TTL is difficult in practice due to client implementations and other issues like that. Be careful using DNS anything. DNS was not designed to immediately resolve anything. That's why IPs are mostly used.

notabee · on Jan 26, 2021

Many applications do not refresh their DNS with every connection either. Take for example an Apache reverse proxy that's reusing long lived connections. So updating DNS may still require restarting/reloading many upstream services.

https://stackoverflow.com/questions/52032150/apache-force-dn...

saranshk · on Jan 26, 2021

I know about the caching issue is a little trivial but it was worth mentioning. Though I should have mentioned the low TTL piece. I will add that to the post. And also will add the health check part too. Reading up a bit about it. Thanks for the information!

Terretta · on Jan 26, 2021

I like this intro!

Good to see ‘random’ redefined as pick random two then assign to one with least connections, which works strictly better than either random or least connections alone.

Misses a couple categories that may be relevant: least hops or best transit type network-mapped balancing to get to the ideal set of servers globally, as well as a technique that not-so-simply connects the user to the geography with the fastest response for them right then.

While the article notes value of fewer connections for a stream, you can take a bit longer in setup for a stream to get it right, as you and the viewer will pay the price longer if you get it wrong.

All this gets much more complicated when balancing very large objects, as you have to consider content availability and cache bin packing among the servers you balance to.

saranshk · on Jan 26, 2021

Thank you. I am not sure how to introduce transit and the concept of hops in an introductory post without explaining in depth about the networking side of it. Maybe you could help me out with that?

Terretta · on Jan 26, 2021

I’d think it’s fine to be hand-wavy:

Load balancing isn’t just about server load or congestion, it’s also about network load and congestion. If a web page or video takes longer for a user to download, it ties up the server longer too.[1]

Load balancing algorithms can also consider network paths or round trip times between the user and a server to give users a faster web download or video stream. To do this, they may use information from network routing topology, such as how many “hops” or routers between the user and the server, or may even triangulate actual network performance by assessing measurements from multiple data centers and load balancing to the most responsive.

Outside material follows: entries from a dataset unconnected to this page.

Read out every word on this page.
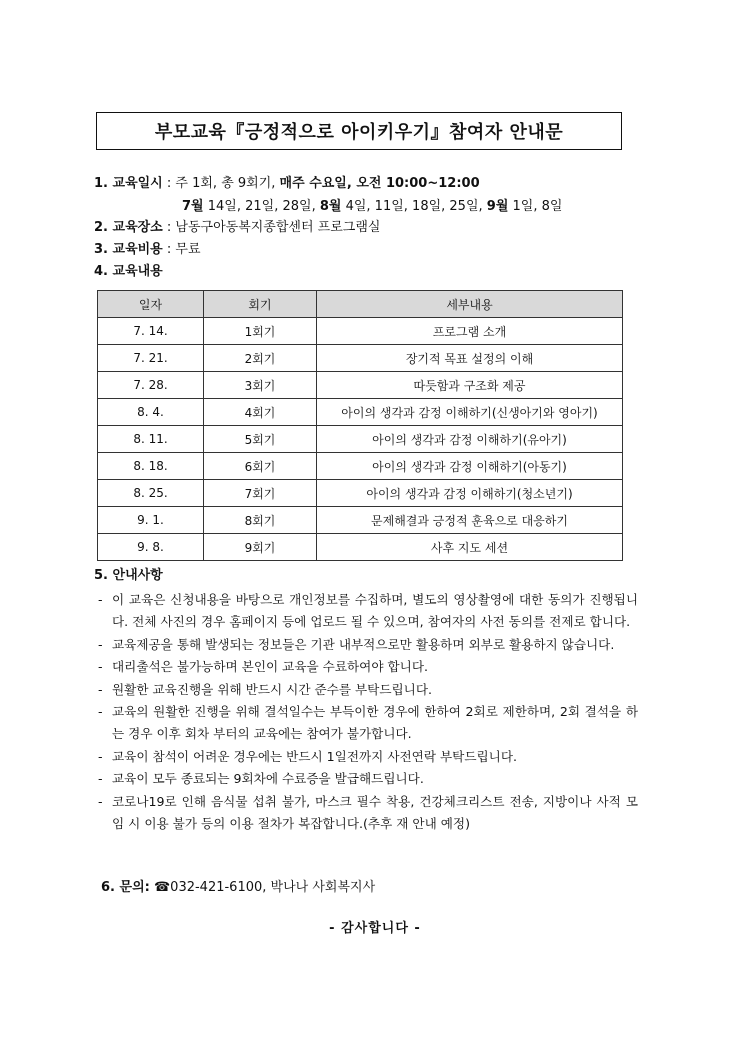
부모교육『긍정적으로 아이키우기』참여자 안내문
1. 교육일시 : 주 1회, 총 9회기, 매주 수요일, 오전 10:00~12:00
7월 14일, 21일, 28일, 8월 4일, 11일, 18일, 25일, 9월 1일, 8일
2. 교육장소 : 남동구아동복지종합센터 프로그램실
3. 교육비용 : 무료
4. 교육내용
일자	회기	세부내용
7. 14.	1회기	프로그램 소개
7. 21.	2회기	장기적 목표 설정의 이해
7. 28.	3회기	따듯함과 구조화 제공
8. 4.	4회기	아이의 생각과 감정 이해하기(신생아기와 영아기)
8. 11.	5회기	아이의 생각과 감정 이해하기(유아기)
8. 18.	6회기	아이의 생각과 감정 이해하기(아동기)
8. 25.	7회기	아이의 생각과 감정 이해하기(청소년기)
9. 1.	8회기	문제해결과 긍정적 훈육으로 대응하기
9. 8.	9회기	사후 지도 세션
5. 안내사항
- 이 교육은 신청내용을 바탕으로 개인정보를 수집하며, 별도의 영상촬영에 대한 동의가 진행됩니다. 전체 사진의 경우 홈페이지 등에 업로드 될 수 있으며, 참여자의 사전 동의를 전제로 합니다.
- 교육제공을 통해 발생되는 정보들은 기관 내부적으로만 활용하며 외부로 활용하지 않습니다.
- 대리출석은 불가능하며 본인이 교육을 수료하여야 합니다.
- 원활한 교육진행을 위해 반드시 시간 준수를 부탁드립니다.
- 교육의 원활한 진행을 위해 결석일수는 부득이한 경우에 한하여 2회로 제한하며, 2회 결석을 하는 경우 이후 회차 부터의 교육에는 참여가 불가합니다.
- 교육이 참석이 어려운 경우에는 반드시 1일전까지 사전연락 부탁드립니다.
- 교육이 모두 종료되는 9회차에 수료증을 발급해드립니다.
- 코로나19로 인해 음식물 섭취 불가, 마스크 필수 착용, 건강체크리스트 전송, 지방이나 사적 모임 시 이용 불가 등의 이용 절차가 복잡합니다.(추후 재 안내 예정)
6. 문의: ☎032-421-6100, 박나나 사회복지사
- 감사합니다 -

1. See “snoshy” comment on latency in these comments: https://news.ycombinator.com/item?id=25920284 — roughly, you aim to avoid queuing or connection creep, as you mentioned in the intro, and speed of opening, transmitting data over, then closing the connection, can make a huge difference.

supernova87a · on Jan 26, 2021

Speaking of, seems like wisdomgeek.com needs some load balancing right now...

saranshk · on Jan 26, 2021

Ha, I know. It's a single VM instance right now. I have been thinking of migrating to Gatsby for quite some time now. This unexpected traffic and the server limitations give me a reason to get working on it!

crazypython · on Jan 26, 2021

Or you could serve a fully static site with vanilla JS.

saranshk · on Jan 26, 2021

vanilla JS might be too much to maintain. I have already started working on the Gatsby version and will try and accelerate that.

crazypython · on Jan 27, 2021

I mean generating your HTML on the server. If you use HTML as a semantic markup language, it works pretty well. Then, using Vanilla JS for the interactivity. I doubt it's "too much to maintain"- what is harder in Vanilla JS than Gatsby?

You can write much of your site in raw HTML. For example, your right panel– you can write it in raw HTML, annotate it with some tags. Make it an iframe, just use CSS to get rid of the borders, or an XMLHTTPRequest. As long as you make good use of CSS, you can have a few tags and it'll work.

nwsm · on Jan 26, 2021

Nice succinct writeup. Here's a great deep dive on "Practical Load Balancing with Consistent Hashing" from a Vimeo engineer (2017) [0].

[0] https://www.youtube.com/watch?v=jk6oiBJxcaA

Yhippa · on Jan 26, 2021

I was explaining the DNS system and load balancing today and I kind of mixed it all up based on this wonderful link. Thanks, I will share this out with that person to undo the damage I might have done.

saranshk · on Jan 26, 2021

We all learn everyday. I am learning from the comments here as well. The best we can do is accept we were wrong and correct it.

kvhdude · on Jan 26, 2021

i would have liked to see details of layer4 vs layer7 load balancing. The latter invovles terminating a tcp session and reinitiating one to backend.

toast0 · on Jan 26, 2021

Layer 4 load balancing can be a huge reduction in work for the load balancer; especially if it's in a Direct Server Return configuration, where the load balancer only sees incoming packets, and response packets go directly from the server.

The downside is you lose any ability to balance based on details of the application protocol, it requires some specific network setup, and it's hard to find a DSR load balancer in managed hosting or cloud. I'm not sure if there's off the shelf software to manage DSR either (the basic pieces are there in most firewalls, but management isn't)